Fort Clark
In Texas, the scouts and their families continued to squat
on lands near Fort Clark, hoping for a resolution to “the
treaty” of 1870, which they understood as a promise of land.
Bullis, Mackenzie, General C.C. Augur, and General E.O.C.
Ord were just some of the leading officers who tried to
persuade the Office of Indian Affairs to settle the
situation by granting lands in Texas, Florida, or Oklahoma.
Their work was in vain, as bureaucratic obstacles combined
with racist politics to prevent any resolution.
It did not help that the military necessity of the scouts
was dwindling over the same period. After major expeditions
in 1876 and 1877, the scouts did not have another encounter
with hostile Indians until 1881. They fought their last
Indian battle in April 1881, tracking a band of Lipan
Apaches who had committed robbery and murder. This was the
last major Indian raid in southwest Texas.
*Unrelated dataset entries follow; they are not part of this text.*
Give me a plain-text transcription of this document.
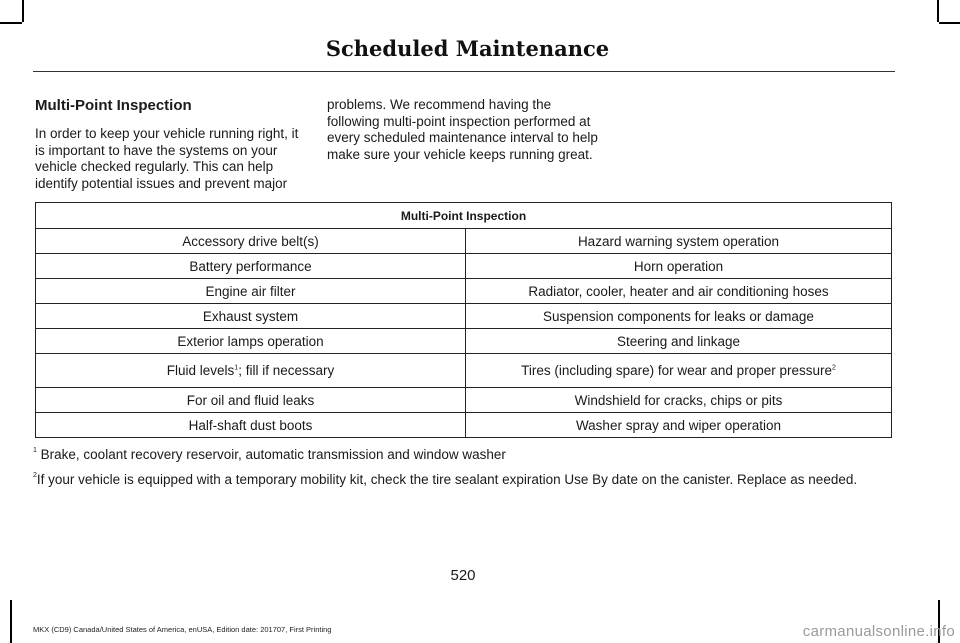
Scheduled Maintenance
Multi-Point Inspection
In order to keep your vehicle running right, it is important to have the systems on your vehicle checked regularly. This can help identify potential issues and prevent major
problems. We recommend having the following multi-point inspection performed at every scheduled maintenance interval to help make sure your vehicle keeps running great.
Multi-Point Inspection	
Accessory drive belt(s)	Hazard warning system operation
Battery performance	Horn operation
Engine air filter	Radiator, cooler, heater and air conditioning hoses
Exhaust system	Suspension components for leaks or damage
Exterior lamps operation	Steering and linkage
Fluid levels$^1$; fill if necessary	Tires (including spare) for wear and proper pressure$^2$
For oil and fluid leaks	Windshield for cracks, chips or pits
Half-shaft dust boots	Washer spray and wiper operation
$^1$ Brake, coolant recovery reservoir, automatic transmission and window washer
$^2$If your vehicle is equipped with a temporary mobility kit, check the tire sealant expiration Use By date on the canister. Replace as needed.
520
MKX (CD9) Canada/United States of America, enUSA, Edition date: 201707, First Printing	carmanualsonline.info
Fittingly, black
warriors led the counter-response that closed the Texas frontier.
The scouts remained an active contingent on the frontier
into the next century. Though their unit retained its name,
however, the group became increasingly mixed ethnically,
adding Hispanics and “state-raised” blacks who had no direct
ties to the maroons. As the glory days of their Indian
tracking receded, the scouts also faded into obscurity;
their absence from the historical record made it all the
easier for myths of white men taming the wild frontier to
take full hold in the popular imagination.